Yes, I can get an official copy.


----------



## jungo (Mar 21, 2011)

*Uh oh - I sent a UK post office certified copy of my passport*



jungo said:


> Yes, I can get an official copy.


There's such incosistency between the different UK visa websites.

I just realized the copy of my UK passport sent in is not really "notarized" - it is a copy verified by a UK Post Office Identity Verification Service (signed and stamped). 

I have a bad feeling that might not be good enough.... What do I do now?


----------



## Joppa (Sep 7, 2009)

jungo said:


> There's such incosistency between the different UK visa websites.
> 
> I just realized the copy of my UK passport sent in is not really "notarized" - it is a copy verified by a UK Post Office Identity Verification Service (signed and stamped).
> 
> I have a bad feeling that might not be good enough.... What do I do now?


This is in connection with your wife's settlement visa, right? Then don't worry - the consulate has access to an electronic version of your passport details if they want to.


----------



## jungo (Mar 21, 2011)

Joppa said:


> This is in connection with your wife's settlement visa, right? Then don't worry - the consulate has access to an electronic version of your passport details if they want to.


Is this the case? I've been reading forums online where they say that applications were denied because the sponsor's UK passport copy wasn't notarized (e.g. in Australia).


----------



## Joppa (Sep 7, 2009)

jungo said:


> Is this the case? I've been reading forums online where they say that applications were denied because the sponsor's UK passport copy wasn't notarized (e.g. in Australia).


Just read the Supporting Documents section of UK Visa Services. It says you only need a photocopy of the bio pages of your passport.
Don't believe everything you read on online forums - go to the official guides!

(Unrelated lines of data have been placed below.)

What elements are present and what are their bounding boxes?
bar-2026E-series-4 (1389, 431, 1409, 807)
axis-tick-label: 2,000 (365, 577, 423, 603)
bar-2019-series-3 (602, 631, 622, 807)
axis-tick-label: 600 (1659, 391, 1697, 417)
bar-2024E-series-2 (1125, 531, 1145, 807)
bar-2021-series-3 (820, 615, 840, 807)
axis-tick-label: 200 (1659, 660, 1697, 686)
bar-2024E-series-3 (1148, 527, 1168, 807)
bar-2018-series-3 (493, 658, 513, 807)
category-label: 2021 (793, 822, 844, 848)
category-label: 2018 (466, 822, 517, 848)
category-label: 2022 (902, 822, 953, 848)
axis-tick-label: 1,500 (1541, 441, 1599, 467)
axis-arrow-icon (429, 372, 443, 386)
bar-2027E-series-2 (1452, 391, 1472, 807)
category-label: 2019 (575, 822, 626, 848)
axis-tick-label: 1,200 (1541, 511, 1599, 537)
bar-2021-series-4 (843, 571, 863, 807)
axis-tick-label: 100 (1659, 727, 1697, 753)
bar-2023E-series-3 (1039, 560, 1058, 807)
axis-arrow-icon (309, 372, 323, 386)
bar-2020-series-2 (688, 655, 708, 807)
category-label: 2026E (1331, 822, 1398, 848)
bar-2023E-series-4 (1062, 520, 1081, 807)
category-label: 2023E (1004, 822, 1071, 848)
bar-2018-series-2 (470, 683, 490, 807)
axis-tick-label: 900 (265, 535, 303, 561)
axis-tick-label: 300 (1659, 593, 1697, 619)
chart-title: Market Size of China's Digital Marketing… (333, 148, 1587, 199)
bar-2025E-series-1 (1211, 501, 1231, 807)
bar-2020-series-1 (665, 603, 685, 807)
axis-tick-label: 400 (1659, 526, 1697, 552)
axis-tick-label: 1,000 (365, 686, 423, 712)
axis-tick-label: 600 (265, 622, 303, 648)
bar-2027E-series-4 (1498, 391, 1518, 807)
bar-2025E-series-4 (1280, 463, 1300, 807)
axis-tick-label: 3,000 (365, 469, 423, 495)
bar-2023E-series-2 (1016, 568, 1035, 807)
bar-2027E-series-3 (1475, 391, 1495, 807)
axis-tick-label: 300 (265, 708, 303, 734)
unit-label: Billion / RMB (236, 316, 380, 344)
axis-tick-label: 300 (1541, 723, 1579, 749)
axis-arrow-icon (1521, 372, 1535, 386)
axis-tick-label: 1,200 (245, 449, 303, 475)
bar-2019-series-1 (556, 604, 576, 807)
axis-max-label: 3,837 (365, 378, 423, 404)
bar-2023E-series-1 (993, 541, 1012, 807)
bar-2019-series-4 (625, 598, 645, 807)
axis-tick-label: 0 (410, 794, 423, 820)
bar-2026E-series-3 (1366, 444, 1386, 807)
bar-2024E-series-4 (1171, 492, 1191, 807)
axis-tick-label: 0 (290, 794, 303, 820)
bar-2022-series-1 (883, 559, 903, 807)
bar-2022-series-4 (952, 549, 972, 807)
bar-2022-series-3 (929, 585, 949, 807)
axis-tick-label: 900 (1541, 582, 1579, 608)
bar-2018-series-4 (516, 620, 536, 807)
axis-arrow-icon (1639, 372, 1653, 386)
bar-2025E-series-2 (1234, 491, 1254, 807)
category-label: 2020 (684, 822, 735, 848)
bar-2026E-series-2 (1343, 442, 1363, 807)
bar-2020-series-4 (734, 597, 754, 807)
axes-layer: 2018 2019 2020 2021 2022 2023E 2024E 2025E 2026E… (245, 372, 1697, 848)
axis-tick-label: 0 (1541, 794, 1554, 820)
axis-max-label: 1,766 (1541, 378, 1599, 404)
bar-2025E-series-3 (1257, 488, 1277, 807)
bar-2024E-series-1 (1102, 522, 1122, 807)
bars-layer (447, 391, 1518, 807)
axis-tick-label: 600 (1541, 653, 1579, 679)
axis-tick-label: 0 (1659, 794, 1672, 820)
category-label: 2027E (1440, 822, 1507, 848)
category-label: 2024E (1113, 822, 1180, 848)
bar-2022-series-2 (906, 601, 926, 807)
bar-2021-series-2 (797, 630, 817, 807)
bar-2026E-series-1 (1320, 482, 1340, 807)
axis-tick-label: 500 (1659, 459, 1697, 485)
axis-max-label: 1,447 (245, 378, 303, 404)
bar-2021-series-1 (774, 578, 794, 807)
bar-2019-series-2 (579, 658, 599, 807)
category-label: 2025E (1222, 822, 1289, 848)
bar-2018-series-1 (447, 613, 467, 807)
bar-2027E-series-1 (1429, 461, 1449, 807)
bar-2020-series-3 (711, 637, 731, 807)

_Evidence of your sponsor’s immigration status/ permission to be in the UK
This could be *copies *of:
 *bio-data pages from their passport *or Travel Document
 valid UK visa or UK stamp from their passports
 Home Office letter confirming their permission to stay in the UK_


----------



## jungo (Mar 21, 2011)

Joppa said:


> Just read the Supporting Documents section of UK Visa Services. It says you only need a photocopy of the bio pages of your passport.
> Don't believe everything you read on online forums - go to the official guides!
> 
> _Evidence of your sponsor’s immigration status/ permission to be in the UK
> ...



Thanks - what's the source of this information? It conflicts with the Worldbridge info I got.


----------



## Joppa (Sep 7, 2009)

jungo said:


> Thanks - what's the source of this information? It conflicts with the Worldbridge info I got.


WorldBridge says:

_Original documents

You should provide original documents. Failure to submit original documents may mean your visa application is delayed or refused. *If you are not able to include original documents you should send certified or notarised copies*._

But since the Border Agency only requires a photocopy of biopage of sponsor's British passport (obviously you can't send the original as the sponsor may well need their passport for travel etc), so it doesn't need to be notarised.
So notarisation only arises if you are required to submit the original, such as marriage or birth certificate and you somehow cannot do so.


----------